Proposed Master Theses - August 2004
The following list of Master Theses is related to the general domain of
Distributed Constraint
Processing. Our DisCSP group of graduate students is active and had
a weekly seminar all through this year (actually continuing in the
summer too). Material is available in the group's homepage http://www.cs.bgu.ac.il/~discsp
and includes papers by the group members on the topics below and
recent and relevant papers by others. The student will need to
read extensively on constraint
processing and
on distributed constraints or take my course "Constraints Processing".
Designing a
Concurrent version of Asynchronous Forward-Checking (AFC)
- Asynchronous forward-checking (AFC)
is an innovative search
algorithm on DisCSPs, that propagates assignments asynchronously. The
original design of AFC was
good enough to beat the ruling algorithm of
asynchronous backtracking (ABT). The core of the thesis consists of
three topics:
- Design a concurrent version of AFC, that uses dynamic splits of
the search space combined with a smart heuristic.
- Experiment with heuristics for triggering splits and with the
impact of message delays on Conc_AFC,
comparing to ABT and to ConcDB.
- Construct theoretical (worst-case) evaluation measures for AFC
etc. and compute them - total number of messages; etc.
Distributed
Local Search for DisCSPs
- Local search (or stochastic search) is very common for
solving complex optimization (or satisfaction) problems. It is
commonly used for solving large CSPs or real world timetabling
problems. For the distributed constraints satisfaction problem
(DisCSP), very few versions of local search have been proposed . The
common feature of existing distributed local search algorithms is
their synchronization. In order to make decisions about improving
moves they all need to work in coordinated steps. The central
problem in this thesis is to construct an asynchronous local search
algorithm for DisCSPs. Roie and me have a couple of ideas that seem
right and have to designed into a well behaved algorithm. This topic
leads naturally into questions of distributed optimization and
competition with existing complete DCOP algorithms.

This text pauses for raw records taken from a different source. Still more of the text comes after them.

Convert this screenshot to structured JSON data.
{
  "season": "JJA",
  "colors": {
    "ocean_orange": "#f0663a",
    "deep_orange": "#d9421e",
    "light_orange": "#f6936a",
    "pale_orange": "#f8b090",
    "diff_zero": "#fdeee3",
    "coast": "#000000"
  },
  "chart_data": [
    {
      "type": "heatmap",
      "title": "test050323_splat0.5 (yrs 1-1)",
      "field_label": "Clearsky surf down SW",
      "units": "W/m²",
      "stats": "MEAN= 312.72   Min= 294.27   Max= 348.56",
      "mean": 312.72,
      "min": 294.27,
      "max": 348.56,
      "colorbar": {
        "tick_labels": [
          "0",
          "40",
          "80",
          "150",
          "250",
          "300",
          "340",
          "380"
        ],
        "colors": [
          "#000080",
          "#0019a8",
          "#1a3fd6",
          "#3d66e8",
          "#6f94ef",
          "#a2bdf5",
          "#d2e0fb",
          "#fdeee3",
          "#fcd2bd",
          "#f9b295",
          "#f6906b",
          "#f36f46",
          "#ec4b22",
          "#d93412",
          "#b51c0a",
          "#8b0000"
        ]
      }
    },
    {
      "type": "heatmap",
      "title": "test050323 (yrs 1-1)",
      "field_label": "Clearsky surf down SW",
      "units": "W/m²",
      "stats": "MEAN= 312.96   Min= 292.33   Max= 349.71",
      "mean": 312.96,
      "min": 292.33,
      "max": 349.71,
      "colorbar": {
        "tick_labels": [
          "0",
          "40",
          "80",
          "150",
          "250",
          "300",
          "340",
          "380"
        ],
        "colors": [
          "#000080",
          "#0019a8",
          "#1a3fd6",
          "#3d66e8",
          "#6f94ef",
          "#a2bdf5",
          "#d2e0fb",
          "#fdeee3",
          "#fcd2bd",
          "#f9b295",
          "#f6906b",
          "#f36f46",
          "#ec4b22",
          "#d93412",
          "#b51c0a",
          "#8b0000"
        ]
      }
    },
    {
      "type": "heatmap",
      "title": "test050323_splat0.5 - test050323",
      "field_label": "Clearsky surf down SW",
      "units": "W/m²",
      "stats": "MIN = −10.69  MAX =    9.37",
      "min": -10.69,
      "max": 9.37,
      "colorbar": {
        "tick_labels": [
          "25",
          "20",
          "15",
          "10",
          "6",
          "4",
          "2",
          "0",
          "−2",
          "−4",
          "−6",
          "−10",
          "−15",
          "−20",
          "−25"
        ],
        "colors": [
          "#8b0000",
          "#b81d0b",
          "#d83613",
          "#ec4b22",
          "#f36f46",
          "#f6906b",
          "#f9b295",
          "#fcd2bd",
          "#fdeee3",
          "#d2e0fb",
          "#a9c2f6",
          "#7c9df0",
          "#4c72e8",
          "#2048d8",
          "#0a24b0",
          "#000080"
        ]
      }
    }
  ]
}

There is a natural domain for evaluating distributed optimization
algorithms - SensorCSP. A family of distributed problems in which
sensor/agents have to track targets in a distributed (but cooperative)

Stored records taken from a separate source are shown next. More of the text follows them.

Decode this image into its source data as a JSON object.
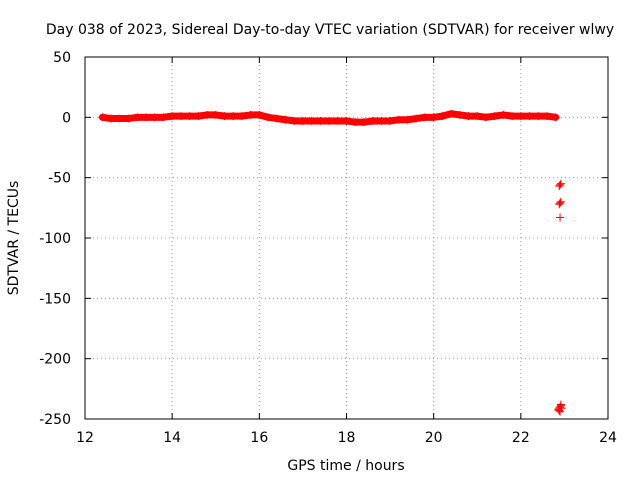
{
  "chart_data": {
    "type": "scatter",
    "title": "Day 038 of 2023, Sidereal Day-to-day VTEC variation (SDTVAR) for receiver wlwy",
    "xlabel": "GPS time / hours",
    "ylabel": "SDTVAR / TECUs",
    "xlim": [
      12,
      24
    ],
    "ylim": [
      -250,
      50
    ],
    "xticks": [
      12,
      14,
      16,
      18,
      20,
      22,
      24
    ],
    "yticks": [
      50,
      0,
      -50,
      -100,
      -150,
      -200,
      -250
    ],
    "grid": true,
    "marker": "+",
    "color": "#ff0000",
    "series": [
      {
        "name": "SDTVAR",
        "x": [
          12.4,
          12.6,
          12.8,
          13.0,
          13.2,
          13.4,
          13.6,
          13.8,
          14.0,
          14.2,
          14.4,
          14.6,
          14.8,
          15.0,
          15.2,
          15.4,
          15.6,
          15.8,
          16.0,
          16.2,
          16.4,
          16.6,
          16.8,
          17.0,
          17.2,
          17.4,
          17.6,
          17.8,
          18.0,
          18.2,
          18.4,
          18.6,
          18.8,
          19.0,
          19.2,
          19.4,
          19.6,
          19.8,
          20.0,
          20.2,
          20.4,
          20.6,
          20.8,
          21.0,
          21.2,
          21.4,
          21.6,
          21.8,
          22.0,
          22.2,
          22.4,
          22.6,
          22.8,
          22.88,
          22.9,
          22.92,
          22.88,
          22.9,
          22.92,
          22.9,
          22.86,
          22.88,
          22.9,
          22.92,
          22.94,
          22.88,
          22.9,
          22.92
        ],
        "y": [
          0,
          -1,
          -1,
          -1,
          0,
          0,
          0,
          0,
          1,
          1,
          1,
          1,
          2,
          2,
          1,
          1,
          1,
          2,
          2,
          0,
          -1,
          -2,
          -3,
          -3,
          -3,
          -3,
          -3,
          -3,
          -3,
          -4,
          -4,
          -3,
          -3,
          -3,
          -2,
          -2,
          -1,
          0,
          0,
          1,
          3,
          2,
          1,
          1,
          0,
          1,
          2,
          1,
          1,
          1,
          1,
          1,
          0,
          -57,
          -56,
          -55,
          -72,
          -71,
          -70,
          -83,
          -242,
          -241,
          -240,
          -239,
          -241,
          -243,
          -244,
          -238
        ]
      }
    ]
  }
}
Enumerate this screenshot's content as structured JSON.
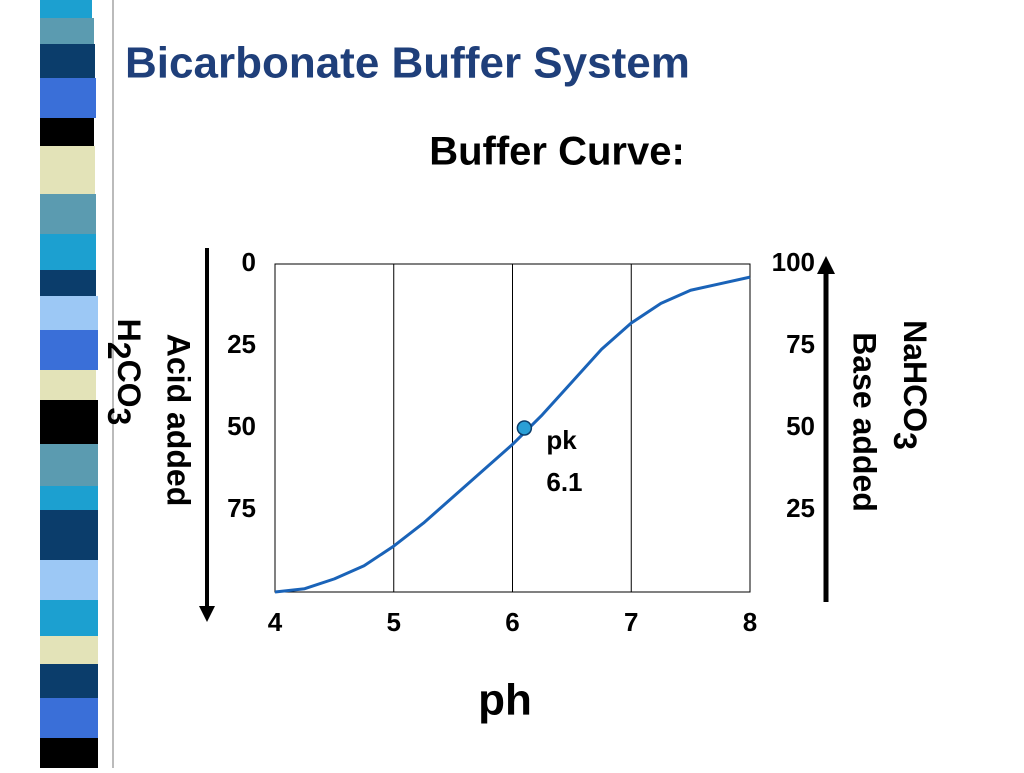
{
  "slide_title": "Bicarbonate Buffer System",
  "chart_data": {
    "type": "line",
    "title": "Buffer Curve:",
    "xlabel": "ph",
    "ylabel": "Acid added",
    "ylabel_formula": [
      "H",
      "2",
      "CO",
      "3"
    ],
    "y2label": "Base added",
    "y2label_formula": [
      "NaHCO",
      "3"
    ],
    "xlim": [
      4,
      8
    ],
    "xticks": [
      4,
      5,
      6,
      7,
      8
    ],
    "ylim": [
      100,
      0
    ],
    "yticks": [
      0,
      25,
      50,
      75
    ],
    "y2lim": [
      0,
      100
    ],
    "y2ticks": [
      100,
      75,
      50,
      25
    ],
    "grid": true,
    "series": [
      {
        "color": "#1a63b8",
        "axis": "y2",
        "x": [
          4.0,
          4.25,
          4.5,
          4.75,
          5.0,
          5.25,
          5.5,
          5.75,
          6.0,
          6.25,
          6.5,
          6.75,
          7.0,
          7.25,
          7.5,
          7.75,
          8.0
        ],
        "values": [
          0,
          1,
          4,
          8,
          14,
          21,
          29,
          37,
          45,
          54,
          64,
          74,
          82,
          88,
          92,
          94,
          96
        ]
      }
    ],
    "pk_point": {
      "label": "pk",
      "x": 6.1,
      "y": 50,
      "color": "#2a9fd6"
    }
  }
}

way. A simulator of SensorCSP, or another interesting, large,
real-world problem will have to be designed and constructed. All
algorithmic ideas will be compared to existing local search algorithms
on this family of problems.
SensorCSP
and Sensor Networks
Sensor networks are attracting a lot of general attention in
distributed computing. A specific problem of sensor network that was
proposed for DisCSP modeling and study has resulted in the SensorCSP
model. Very few DisCSP search algorithms have been implemented for
SensorCSP, let alone evaluated. A central challenge is to widen the
scope of SensorCSP, to a general sensor network distributed search
problem. The range of problems is wide. From detection (i.e. the
existing SensorCSP), to navigation and exploration. This thesis will
start from a survey of Sensor Networks literature and from there it
will construct the search problem at its center.